Loyalty schemes are also gimmicks to get customers to spend their money at the store with the lowest price, disguised as cards and points. The Buckle’s “Primo Card” is such a gimmick. For every $10 you spend, The Buckle punches your Primo Card. When you get 30 punches on your card, you get $10 off another purchase. A whopping 3.33% bonus for playing along. It’s a shame because these programs can be a vital, non-gimmicky, part of the experience, if they’re used to gain customer insights and create offers based on those insights.

Customer experience themes can also morph into gimmicks if they go too far. In their best selling book, The Experience Economy, authors Joe Pine and James Gilmore assert that business is a stage and recommend businesses create an engaging theme that alters the customer’s sense of reality. Effective experience themes create a place within a place. The difference between a real or a gimmick theme rests on the intent of the theme. It’s a gimmick if your intent is to manipulate the customer with theater. It’s not a gimmick if you engage the customer with something memorable and personal.
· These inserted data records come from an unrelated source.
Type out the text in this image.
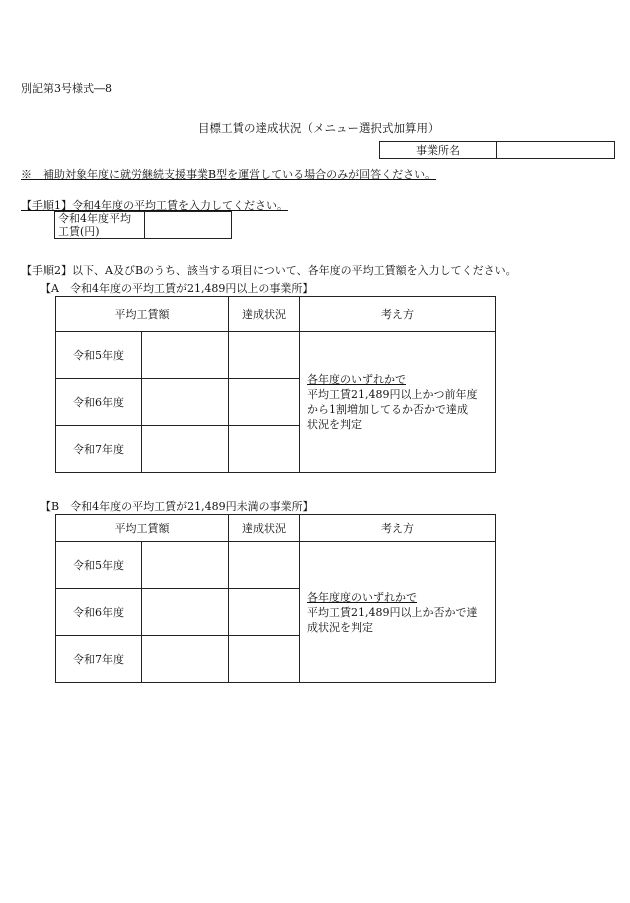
別記第3号様式―8
目標工賃の達成状況（メニュー選択式加算用）
事業所名	
※　補助対象年度に就労継続支援事業B型を運営している場合のみが回答ください。
【手順1】令和4年度の平均工賃を入力してください。
令和4年度平均
工賃(円)

【手順2】以下、A及びBのうち、該当する項目について、各年度の平均工賃額を入力してください。
【A　令和4年度の平均工賃が21,489円以上の事業所】
平均工賃額		達成状況	考え方
令和5年度			各年度のいずれかで
平均工賃21,489円以上かつ前年度
から1割増加してるか否かで達成
状況を判定

令和6年度			
令和7年度			
【B　令和4年度の平均工賃が21,489円未満の事業所】
平均工賃額		達成状況	考え方
令和5年度			各年度度のいずれかで
平均工賃21,489円以上か否かで達
成状況を判定

令和6年度			
令和7年度			
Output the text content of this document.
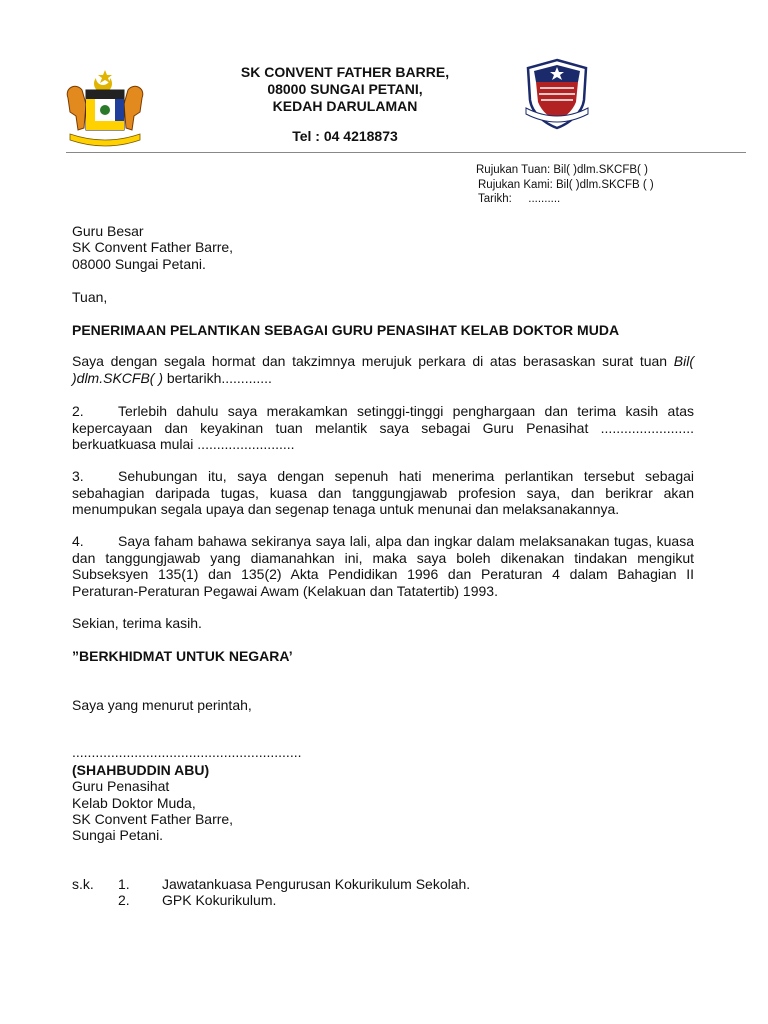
SK CONVENT FATHER BARRE,
08000 SUNGAI PETANI,
KEDAH DARULAMAN
Tel : 04 4218873
Rujukan Tuan: Bil( )dlm.SKCFB( )
Rujukan Kami: Bil( )dlm.SKCFB ( )
Tarikh: ..........
Guru Besar
SK Convent Father Barre,
08000 Sungai Petani.
Tuan,
PENERIMAAN PELANTIKAN SEBAGAI GURU PENASIHAT KELAB DOKTOR MUDA
Saya dengan segala hormat dan takzimnya merujuk perkara di atas berasaskan surat tuan Bil( )dlm.SKCFB( ) bertarikh.............
2. Terlebih dahulu saya merakamkan setinggi-tinggi penghargaan dan terima kasih atas kepercayaan dan keyakinan tuan melantik saya sebagai Guru Penasihat ........................ berkuatkuasa mulai .........................
3. Sehubungan itu, saya dengan sepenuh hati menerima perlantikan tersebut sebagai sebahagian daripada tugas, kuasa dan tanggungjawab profesion saya, dan berikrar akan menumpukan segala upaya dan segenap tenaga untuk menunai dan melaksanakannya.
4. Saya faham bahawa sekiranya saya lali, alpa dan ingkar dalam melaksanakan tugas, kuasa dan tanggungjawab yang diamanahkan ini, maka saya boleh dikenakan tindakan mengikut Subseksyen 135(1) dan 135(2) Akta Pendidikan 1996 dan Peraturan 4 dalam Bahagian II Peraturan-Peraturan Pegawai Awam (Kelakuan dan Tatatertib) 1993.
Sekian, terima kasih.
”BERKHIDMAT UNTUK NEGARA’
Saya yang menurut perintah,
...........................................................
(SHAHBUDDIN ABU)
Guru Penasihat
Kelab Doktor Muda,
SK Convent Father Barre,
Sungai Petani.
s.k. 1. Jawatankuasa Pengurusan Kokurikulum Sekolah.
2. GPK Kokurikulum.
The real value of customer interactions is the opportunity to create loyalty, not just make a sale. Loyalty is an emotion and requires an emotional engagement, not a gimmick. The customer experience should differentiate your business with the purpose of building loyalty, and not to manipulate the customer into a temporary action such as making a quick purchase.

Do you have a gimmick, or do you deliver an engaging customer experience?